During the tribunal, Ahmed gave the following statement: “I love my job on Newswatch despite it being difficult and challenging. I know that it is an important part of demonstrating the BBC service to all its audiences and the licence-fee payers. I have a sense of pride working for a public service broadcaster which seeks to represent the diversity of Britain and its licence fee payers.
“On the back of my BBC ID card are written the BBC values, which include ‘we respect each other and celebrate our diversity’ and ‘we take pride in delivering quality and value for money’. I just ask why the BBC thinks I am worth only a sixth of the value of the work of a man for doing a very similar job.”
Perhaps some people will wonder how it is possible that the BBC — which has been accused of left-wing bias more than once — could discriminate against an employee to this extent. But, for many women and people of colour — in particular women of colour — the disparity in pay Ahmed cited will come as no surprise.
As of 2019, the gender pay gap between British employees sat at 17.3 per cent. While the gender pay gap has long been a focus of the feminist movement, and the issue is increasingly acknowledged by corporations, the same attention is rarely given to the UK’s race pay gap.
According to research from the Bank of England, people of colour are paid an average of 10 per cent less than their white colleagues. And the Office for National Statistics place the median hourly pay gap between people of colour and white people at 21.7 per cent in London — where Broadcasting House is based.
Samira Ahmed’s case is not an isolated incident. Across Britain, women of colour face a double penalty in the workplace. The gender pay gap and the race pay gap both slice into our salaries. Yet, despite the widespread nature of this problem, there is very little research into the overlap between how racism and sexism both affect the income of minority women.
Much of the data on how discrimination affects income treats it as a false binary: it’s either gender or race. In reality, both play a part in determining the extent to which women of colour are systematically undervalued by employers.
There is no way to neatly divide what’s racism and what’s sexism into two separate piles when the two are interlocking. Back in 1989, a legal scholar by the name of Kimberlé Crenshaw came up with a term to describe how multiple forms of inequality can overlap: intersectionality. And while intersectionality has become something of a buzzword, found everywhere from tote bags to Twitter bios, much of its meaning has been left behind.
This is a shame, because looking through the lens of intersectionality shows us how racism and sexism both shaped the BBC’s discrimination against Samira Ahmed — a fact that’s been missing from a lot of public discussion about this case.
The ruling in favour of Samira Ahmed is rightly being held up as a landmark victory against sexist double standards behind the gender pay gap.
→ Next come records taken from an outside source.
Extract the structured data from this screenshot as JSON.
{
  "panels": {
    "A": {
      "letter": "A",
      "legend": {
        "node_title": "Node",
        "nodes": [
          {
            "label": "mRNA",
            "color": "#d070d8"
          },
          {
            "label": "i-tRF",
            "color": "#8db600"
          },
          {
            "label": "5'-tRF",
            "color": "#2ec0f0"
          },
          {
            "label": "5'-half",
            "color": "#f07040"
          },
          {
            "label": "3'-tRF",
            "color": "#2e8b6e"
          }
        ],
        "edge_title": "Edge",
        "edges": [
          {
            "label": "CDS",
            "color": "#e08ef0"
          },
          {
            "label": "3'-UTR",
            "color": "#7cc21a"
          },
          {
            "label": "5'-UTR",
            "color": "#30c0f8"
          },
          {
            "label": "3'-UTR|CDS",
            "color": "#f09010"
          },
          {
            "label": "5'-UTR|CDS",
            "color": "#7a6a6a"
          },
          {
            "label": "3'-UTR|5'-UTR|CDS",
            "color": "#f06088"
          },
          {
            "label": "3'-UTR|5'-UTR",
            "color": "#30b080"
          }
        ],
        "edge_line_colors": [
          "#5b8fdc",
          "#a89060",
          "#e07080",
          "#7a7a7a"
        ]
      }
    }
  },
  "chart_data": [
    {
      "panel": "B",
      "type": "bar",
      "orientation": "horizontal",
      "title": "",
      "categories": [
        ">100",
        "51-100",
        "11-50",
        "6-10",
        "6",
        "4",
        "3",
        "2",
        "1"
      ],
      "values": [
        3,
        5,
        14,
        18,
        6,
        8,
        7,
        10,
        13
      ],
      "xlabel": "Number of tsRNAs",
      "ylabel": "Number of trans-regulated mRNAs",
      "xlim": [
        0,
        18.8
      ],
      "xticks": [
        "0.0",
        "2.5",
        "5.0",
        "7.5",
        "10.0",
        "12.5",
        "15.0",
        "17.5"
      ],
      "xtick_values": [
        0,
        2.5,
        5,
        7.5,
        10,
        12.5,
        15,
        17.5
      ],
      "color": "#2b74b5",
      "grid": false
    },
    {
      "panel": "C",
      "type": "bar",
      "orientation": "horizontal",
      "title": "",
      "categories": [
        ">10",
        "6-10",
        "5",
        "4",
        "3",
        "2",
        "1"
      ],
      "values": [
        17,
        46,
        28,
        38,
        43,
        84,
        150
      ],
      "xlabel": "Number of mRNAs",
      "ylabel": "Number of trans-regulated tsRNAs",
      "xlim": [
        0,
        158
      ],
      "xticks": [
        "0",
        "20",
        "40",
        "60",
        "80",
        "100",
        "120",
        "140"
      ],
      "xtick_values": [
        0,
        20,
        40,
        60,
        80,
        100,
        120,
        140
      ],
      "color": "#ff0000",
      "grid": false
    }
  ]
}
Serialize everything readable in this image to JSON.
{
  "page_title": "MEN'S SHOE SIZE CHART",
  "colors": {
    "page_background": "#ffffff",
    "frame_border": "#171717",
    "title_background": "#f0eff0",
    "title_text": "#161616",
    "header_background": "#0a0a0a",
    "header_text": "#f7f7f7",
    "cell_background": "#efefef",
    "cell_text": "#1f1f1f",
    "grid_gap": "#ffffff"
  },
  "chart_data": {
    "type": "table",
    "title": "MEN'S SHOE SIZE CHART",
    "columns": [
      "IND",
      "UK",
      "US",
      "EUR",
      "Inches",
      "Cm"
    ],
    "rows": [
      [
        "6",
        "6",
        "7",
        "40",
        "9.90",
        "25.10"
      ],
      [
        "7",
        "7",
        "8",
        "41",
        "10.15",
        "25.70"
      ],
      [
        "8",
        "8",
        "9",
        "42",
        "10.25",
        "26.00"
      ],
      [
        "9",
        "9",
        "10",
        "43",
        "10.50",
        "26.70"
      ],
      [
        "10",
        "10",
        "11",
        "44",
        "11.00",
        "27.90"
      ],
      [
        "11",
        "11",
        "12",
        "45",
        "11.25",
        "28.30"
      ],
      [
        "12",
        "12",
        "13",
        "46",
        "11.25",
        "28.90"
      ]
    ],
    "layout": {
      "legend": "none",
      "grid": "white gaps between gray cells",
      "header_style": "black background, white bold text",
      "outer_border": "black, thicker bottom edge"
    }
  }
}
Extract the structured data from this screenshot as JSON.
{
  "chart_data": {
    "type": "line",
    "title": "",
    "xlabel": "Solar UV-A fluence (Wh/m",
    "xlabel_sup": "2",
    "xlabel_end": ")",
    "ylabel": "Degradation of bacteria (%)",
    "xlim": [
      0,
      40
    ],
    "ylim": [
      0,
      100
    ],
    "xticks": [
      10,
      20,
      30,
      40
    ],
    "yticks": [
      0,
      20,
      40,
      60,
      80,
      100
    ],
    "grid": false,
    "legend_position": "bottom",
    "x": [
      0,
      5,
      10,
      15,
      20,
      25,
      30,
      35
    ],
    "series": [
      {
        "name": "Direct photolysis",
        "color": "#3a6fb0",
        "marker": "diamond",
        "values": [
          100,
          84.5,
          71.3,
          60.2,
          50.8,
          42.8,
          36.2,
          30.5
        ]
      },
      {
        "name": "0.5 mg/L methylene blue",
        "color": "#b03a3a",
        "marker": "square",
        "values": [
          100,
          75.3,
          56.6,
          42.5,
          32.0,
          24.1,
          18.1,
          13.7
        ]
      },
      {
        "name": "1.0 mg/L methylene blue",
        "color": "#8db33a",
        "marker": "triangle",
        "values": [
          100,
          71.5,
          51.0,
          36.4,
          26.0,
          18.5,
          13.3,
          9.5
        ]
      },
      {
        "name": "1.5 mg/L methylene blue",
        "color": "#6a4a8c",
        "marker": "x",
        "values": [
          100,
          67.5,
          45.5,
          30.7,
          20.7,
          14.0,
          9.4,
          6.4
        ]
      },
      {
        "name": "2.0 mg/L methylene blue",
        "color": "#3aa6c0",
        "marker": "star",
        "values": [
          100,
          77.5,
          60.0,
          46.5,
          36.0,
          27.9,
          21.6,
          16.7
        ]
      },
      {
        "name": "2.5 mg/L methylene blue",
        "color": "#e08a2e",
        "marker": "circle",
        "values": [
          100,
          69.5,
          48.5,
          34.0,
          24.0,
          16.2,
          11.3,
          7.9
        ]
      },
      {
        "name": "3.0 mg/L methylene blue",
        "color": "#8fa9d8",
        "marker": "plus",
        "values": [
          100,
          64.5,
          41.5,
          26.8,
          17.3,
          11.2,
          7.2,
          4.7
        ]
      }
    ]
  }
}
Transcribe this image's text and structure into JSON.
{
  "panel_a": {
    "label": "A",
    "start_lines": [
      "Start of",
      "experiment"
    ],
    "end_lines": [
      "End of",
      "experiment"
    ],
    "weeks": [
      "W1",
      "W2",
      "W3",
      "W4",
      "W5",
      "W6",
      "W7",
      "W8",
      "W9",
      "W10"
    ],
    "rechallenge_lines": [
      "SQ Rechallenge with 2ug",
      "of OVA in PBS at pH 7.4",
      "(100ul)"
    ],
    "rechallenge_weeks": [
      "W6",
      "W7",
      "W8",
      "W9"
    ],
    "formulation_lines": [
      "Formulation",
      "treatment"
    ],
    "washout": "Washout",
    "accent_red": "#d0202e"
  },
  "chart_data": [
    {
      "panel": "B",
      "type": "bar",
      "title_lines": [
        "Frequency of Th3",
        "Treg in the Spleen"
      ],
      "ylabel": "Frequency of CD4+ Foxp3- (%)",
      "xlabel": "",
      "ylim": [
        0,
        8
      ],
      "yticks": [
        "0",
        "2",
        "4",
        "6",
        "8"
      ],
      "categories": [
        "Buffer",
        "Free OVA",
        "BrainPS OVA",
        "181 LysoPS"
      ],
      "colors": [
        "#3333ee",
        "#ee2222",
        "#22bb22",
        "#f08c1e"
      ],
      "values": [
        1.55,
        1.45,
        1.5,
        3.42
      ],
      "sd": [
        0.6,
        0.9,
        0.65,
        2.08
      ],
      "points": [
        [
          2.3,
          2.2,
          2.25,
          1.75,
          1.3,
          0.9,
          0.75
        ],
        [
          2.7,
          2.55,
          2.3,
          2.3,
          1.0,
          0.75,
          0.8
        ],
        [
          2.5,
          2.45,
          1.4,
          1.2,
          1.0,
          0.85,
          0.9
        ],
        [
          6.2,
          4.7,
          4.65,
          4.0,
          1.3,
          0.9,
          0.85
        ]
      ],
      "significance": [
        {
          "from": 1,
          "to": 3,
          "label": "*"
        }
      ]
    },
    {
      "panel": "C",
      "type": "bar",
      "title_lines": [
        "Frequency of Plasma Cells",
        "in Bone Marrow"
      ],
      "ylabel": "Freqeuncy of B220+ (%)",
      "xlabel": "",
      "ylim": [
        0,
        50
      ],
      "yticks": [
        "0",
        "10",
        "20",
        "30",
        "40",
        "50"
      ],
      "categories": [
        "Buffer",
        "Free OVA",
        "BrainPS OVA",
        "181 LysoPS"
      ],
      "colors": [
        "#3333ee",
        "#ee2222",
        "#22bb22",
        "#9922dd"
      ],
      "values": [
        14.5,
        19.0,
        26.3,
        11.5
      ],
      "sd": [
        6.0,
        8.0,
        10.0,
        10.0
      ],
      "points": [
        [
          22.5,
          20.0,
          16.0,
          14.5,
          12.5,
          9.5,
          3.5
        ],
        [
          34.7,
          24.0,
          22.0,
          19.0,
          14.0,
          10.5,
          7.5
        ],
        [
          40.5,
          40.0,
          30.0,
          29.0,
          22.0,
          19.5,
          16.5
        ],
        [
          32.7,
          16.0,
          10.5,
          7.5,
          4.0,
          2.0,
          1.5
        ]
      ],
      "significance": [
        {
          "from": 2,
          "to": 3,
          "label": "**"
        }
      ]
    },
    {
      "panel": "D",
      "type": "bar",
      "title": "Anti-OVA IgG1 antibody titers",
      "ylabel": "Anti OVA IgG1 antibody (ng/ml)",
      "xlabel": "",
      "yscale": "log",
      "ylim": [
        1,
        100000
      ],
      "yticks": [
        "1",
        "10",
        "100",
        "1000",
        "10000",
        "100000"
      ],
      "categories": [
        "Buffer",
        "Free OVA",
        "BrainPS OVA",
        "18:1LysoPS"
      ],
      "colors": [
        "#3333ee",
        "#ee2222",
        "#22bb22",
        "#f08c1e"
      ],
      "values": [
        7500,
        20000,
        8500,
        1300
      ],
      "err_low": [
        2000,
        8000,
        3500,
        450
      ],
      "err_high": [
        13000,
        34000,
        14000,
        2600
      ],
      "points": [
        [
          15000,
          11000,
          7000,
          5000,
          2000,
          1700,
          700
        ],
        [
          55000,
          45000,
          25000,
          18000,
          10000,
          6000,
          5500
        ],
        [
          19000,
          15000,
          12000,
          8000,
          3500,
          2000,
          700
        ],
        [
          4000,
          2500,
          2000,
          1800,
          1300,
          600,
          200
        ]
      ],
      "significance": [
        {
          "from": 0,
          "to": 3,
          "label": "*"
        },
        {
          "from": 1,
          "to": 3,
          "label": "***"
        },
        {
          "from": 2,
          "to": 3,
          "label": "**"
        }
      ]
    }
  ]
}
But the intersection between the gender and race pay gaps — where Ms Ahmed was positioned by the BBC — has received very little scrutiny from the mainstream media.
As a woman of colour, Ahmed faced discrimination on more than one front. If anything is going to change for the better, both the legal system and the British media must take an intersectional approach. If we can’t identify how racism and sexism overlap, then we have no hope of challenging either. And women of colour will continue to pay the price.